Rishabh Pant in Test cricket is an experience. Savour it.
There is something about watching Rishabh Pant, especially in Test cricket. He provides viewers moments that no other batter can. There are batters who are more elegant, or more powerful, or with equally quick scoring rates. But none of them are Rishabh Pant. None of them can give you that simultaneous feeling of thrill, awe and dread that Pant does, when he gets to his century by charging down the track and hitting a six. And does it on Day 2 of a Test series in England.

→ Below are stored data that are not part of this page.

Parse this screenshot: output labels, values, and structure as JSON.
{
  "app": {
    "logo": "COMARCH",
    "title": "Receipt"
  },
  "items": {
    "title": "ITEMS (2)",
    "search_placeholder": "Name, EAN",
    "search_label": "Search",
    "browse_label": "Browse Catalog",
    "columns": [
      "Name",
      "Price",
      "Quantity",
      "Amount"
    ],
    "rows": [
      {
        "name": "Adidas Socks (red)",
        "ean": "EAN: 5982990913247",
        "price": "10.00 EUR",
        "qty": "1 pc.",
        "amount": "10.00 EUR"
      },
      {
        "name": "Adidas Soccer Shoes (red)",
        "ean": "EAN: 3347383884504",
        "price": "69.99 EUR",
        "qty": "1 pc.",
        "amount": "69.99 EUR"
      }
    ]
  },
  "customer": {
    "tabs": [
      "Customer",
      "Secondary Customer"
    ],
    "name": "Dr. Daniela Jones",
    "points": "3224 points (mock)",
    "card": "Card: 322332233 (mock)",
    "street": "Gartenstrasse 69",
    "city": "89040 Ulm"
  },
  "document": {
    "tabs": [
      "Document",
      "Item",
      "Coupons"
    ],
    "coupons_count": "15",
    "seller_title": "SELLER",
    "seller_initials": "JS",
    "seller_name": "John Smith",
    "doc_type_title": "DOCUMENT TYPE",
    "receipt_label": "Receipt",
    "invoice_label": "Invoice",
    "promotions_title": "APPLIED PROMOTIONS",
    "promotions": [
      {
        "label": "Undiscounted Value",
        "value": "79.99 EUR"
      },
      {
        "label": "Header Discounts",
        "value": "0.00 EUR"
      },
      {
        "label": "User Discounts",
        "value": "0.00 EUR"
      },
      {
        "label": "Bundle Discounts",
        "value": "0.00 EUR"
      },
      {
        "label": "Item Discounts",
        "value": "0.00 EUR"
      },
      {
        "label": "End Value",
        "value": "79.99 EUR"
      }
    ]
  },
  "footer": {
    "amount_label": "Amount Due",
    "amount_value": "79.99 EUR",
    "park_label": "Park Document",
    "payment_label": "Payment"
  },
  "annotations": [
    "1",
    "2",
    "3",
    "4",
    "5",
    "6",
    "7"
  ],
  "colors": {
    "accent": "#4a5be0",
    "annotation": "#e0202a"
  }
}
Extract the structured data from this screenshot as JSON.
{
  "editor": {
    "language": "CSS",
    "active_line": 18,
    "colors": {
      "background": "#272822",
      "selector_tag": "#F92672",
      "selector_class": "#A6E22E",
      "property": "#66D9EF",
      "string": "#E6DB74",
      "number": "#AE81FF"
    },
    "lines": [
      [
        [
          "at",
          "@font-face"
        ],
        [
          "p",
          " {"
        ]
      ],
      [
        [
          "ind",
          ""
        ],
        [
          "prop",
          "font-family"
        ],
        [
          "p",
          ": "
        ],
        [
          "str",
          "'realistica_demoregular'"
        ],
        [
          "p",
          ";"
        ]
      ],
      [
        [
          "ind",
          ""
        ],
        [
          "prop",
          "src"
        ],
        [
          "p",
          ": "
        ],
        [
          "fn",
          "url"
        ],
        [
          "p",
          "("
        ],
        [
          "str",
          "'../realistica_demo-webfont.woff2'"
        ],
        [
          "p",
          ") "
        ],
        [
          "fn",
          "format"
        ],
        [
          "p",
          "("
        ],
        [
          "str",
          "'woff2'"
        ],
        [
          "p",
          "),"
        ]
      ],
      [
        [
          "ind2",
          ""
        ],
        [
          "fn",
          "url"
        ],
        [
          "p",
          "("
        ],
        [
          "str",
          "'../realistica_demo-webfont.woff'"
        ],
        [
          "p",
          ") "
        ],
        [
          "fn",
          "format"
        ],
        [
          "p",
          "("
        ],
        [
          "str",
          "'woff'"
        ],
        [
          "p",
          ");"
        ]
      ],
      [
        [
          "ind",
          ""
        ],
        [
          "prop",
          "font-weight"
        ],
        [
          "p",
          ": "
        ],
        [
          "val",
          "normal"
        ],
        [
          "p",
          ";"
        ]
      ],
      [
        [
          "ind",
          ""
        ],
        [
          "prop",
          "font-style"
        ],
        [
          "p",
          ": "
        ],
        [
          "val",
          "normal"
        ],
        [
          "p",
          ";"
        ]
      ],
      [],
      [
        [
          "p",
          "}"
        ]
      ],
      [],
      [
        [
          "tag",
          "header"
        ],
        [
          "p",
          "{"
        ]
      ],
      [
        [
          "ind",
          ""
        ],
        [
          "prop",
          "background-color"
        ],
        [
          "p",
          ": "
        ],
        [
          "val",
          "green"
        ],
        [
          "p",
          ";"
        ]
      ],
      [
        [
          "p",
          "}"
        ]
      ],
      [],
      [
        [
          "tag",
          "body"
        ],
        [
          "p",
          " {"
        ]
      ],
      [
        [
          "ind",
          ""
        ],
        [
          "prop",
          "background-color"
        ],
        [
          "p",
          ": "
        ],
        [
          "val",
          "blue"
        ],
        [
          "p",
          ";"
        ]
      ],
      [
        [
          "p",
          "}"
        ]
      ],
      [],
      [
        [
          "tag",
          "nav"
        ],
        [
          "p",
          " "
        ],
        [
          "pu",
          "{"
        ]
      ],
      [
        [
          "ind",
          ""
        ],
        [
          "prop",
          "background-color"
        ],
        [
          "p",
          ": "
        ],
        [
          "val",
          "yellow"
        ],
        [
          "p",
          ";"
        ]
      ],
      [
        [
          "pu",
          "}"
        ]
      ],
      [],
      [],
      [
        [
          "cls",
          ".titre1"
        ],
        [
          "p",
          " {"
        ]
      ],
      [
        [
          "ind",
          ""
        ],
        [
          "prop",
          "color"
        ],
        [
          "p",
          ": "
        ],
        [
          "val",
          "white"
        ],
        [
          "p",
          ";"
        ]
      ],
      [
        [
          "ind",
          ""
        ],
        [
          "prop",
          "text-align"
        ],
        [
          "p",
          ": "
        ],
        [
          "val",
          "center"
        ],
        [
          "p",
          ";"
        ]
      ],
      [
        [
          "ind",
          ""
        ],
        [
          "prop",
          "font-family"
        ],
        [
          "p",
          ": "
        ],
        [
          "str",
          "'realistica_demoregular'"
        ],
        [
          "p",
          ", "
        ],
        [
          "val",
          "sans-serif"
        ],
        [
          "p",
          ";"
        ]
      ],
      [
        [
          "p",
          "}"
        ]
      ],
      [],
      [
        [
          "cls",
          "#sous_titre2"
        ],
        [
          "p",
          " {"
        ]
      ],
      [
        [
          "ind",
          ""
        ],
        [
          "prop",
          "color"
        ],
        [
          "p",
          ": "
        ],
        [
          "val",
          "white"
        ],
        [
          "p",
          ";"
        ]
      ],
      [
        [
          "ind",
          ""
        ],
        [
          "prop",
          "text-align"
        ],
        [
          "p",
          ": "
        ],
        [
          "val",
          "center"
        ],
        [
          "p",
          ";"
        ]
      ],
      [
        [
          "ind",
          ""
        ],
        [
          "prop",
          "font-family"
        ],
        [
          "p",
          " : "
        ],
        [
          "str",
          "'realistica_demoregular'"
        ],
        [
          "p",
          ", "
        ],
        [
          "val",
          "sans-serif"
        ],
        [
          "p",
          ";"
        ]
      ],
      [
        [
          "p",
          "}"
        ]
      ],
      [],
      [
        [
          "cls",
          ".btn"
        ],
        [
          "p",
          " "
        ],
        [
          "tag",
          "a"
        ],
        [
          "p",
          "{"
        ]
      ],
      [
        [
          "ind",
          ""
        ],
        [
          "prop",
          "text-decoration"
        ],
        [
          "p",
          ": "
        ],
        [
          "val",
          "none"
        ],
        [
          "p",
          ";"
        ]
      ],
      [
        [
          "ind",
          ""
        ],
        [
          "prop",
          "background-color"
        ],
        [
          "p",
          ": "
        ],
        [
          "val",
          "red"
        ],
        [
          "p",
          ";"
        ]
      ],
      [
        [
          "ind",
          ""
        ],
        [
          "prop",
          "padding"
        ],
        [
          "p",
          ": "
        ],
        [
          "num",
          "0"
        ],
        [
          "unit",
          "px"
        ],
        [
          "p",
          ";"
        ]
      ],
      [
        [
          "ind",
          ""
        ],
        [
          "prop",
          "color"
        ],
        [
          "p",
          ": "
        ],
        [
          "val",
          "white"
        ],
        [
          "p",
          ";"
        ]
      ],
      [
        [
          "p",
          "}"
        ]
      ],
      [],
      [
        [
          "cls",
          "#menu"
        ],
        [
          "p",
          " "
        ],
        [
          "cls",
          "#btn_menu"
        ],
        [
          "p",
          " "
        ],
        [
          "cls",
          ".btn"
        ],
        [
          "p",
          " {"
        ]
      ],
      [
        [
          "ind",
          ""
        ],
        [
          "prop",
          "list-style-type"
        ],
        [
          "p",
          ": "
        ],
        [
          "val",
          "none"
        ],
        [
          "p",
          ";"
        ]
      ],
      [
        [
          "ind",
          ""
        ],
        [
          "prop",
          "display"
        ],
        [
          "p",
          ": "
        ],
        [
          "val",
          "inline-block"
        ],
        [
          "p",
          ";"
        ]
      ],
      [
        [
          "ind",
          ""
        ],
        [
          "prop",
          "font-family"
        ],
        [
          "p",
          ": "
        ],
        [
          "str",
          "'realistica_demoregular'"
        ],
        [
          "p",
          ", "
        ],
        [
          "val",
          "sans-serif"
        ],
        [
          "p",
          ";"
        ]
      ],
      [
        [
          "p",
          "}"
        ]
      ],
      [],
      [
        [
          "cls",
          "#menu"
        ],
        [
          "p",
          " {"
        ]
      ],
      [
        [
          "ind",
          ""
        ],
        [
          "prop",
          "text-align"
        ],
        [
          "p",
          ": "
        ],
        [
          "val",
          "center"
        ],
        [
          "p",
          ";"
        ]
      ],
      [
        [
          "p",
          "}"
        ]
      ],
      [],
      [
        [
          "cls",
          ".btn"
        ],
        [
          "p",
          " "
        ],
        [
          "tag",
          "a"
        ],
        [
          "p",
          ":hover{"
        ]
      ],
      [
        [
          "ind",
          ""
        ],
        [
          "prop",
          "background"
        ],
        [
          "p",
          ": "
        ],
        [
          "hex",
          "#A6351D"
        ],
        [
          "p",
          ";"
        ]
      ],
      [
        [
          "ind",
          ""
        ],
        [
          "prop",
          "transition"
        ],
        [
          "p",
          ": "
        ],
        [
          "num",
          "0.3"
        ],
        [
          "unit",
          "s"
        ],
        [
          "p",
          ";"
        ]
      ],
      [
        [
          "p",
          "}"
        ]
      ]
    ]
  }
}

In Test cricket, a Rishabh Pant innings is the Heisenberg Uncertainty Principle. You can either know what he's going to score off the next ball – or what shot he's going to play. But you can't know both. Not until the event is past.
Pant's seventh Test century broke several landmarks. It also meant India got to 471 in their first innings. One way of looking at it is, this is the lowest total for any team with three century-makers. The other way is, if it wasn't for Pant's 134, India's total would have been much lower and they would have been in some trouble. A third way of looking at it is with just wonder, because Pant did supremely Pant things during his stay.
Falling over paddle sweep against fast bowlers? Check. Nonchalantly audacious shots that don't come off, but still end up in no-man's land? Check. Nonchalantly audacious shots that do come off, and leave everyone's jaws on the floor? Check. Get to his fifty and century with shots that no one else would? Also check.
Nothing Pant does is ordinary, which is why you can't tear your eyes away when he's batting. He's so unconventional, you half expect him to come out to bat in beach shirt, bermudas, massive shades and a boombox. And yet, since his debut, India hasn't had a better batter than him in the games he's played.
It feels unseemly to measure Pant by numbers, but they do tell some compelling tales. India's first Test against England is Pant's 44th game. No Indian batter with at least 1000 runs averages more than Pant in the games he's featured in. No one has hit more centuries than the 7 he has. Lower the cut-off to 500 runs and Jaiswal's 43.55 is marginally ahead of Pant's 43.40 average - but Pant has almost four times the runs Jaiswal has.
Pant has 3082 runs in 44 Tests since his debut in 2018. Despite his missing more than a year of all cricket due to his horrific accident, the only Indian with more runs in this period is Virat Kohli, and he played in 55 Tests for his 3436 runs, and averaged 38.6, significantly lower than Pant.
With 7 centuries, Pant is already India's most prolific wicketkeeper-batter. His idol, MS Dhoni had only six Test hundreds, and he played in more than double the matches Pant has.
Pant has hit 79 sixes in Test cricket, going one past Dhoni there too. Only Virender Sehwag (90) and Rohit Sharma (88) have hit more in Test cricket for India. Who wants to bet that he won't be top of the list by the time this five-Test series is done?
That is the genius of Pant. He has churned out runs with consistency, while batting with almost carefree abandon.
It needed Sachin Tendulkar to tell us that even when Pant is being unconventional, he's actually batting to a plan. It should have been evident to anyone who saw Pant's scores. But sometimes the evident can be blurred in a whir of falling paddle sweeps.
Tendulkar wrote on social media, that 'Rishabh's falling paddle sweep is not accidental. It is intentional and extremely clever. Going down with the shot allows him to get under the ball and scoop it over leg slip with control.'
So while Pant might appear to be making merry on the ground, there is actually a proper method to all the madness. He is India's vice-captain, and suddenly finds himself as one of the seniors in a team in transition.
Before the Headingley Test, he joked that he was 'finally' a senior and that 'it felt good!'. But when he spoke seriously, he indicated that he wouldn't deviate from who he had been.
'See, it's an extra added responsibility, but at the same time, when you are in the middle of the ground, you're not thinking, 'Oh I'm the vice-captain. I'm the senior player. You're just a batsman, you're going to do your best and the game will take care of itself.'
Pant's best is rather special. And it's come off more often than you'd think. Savour it while it's there, because there isn't another like him.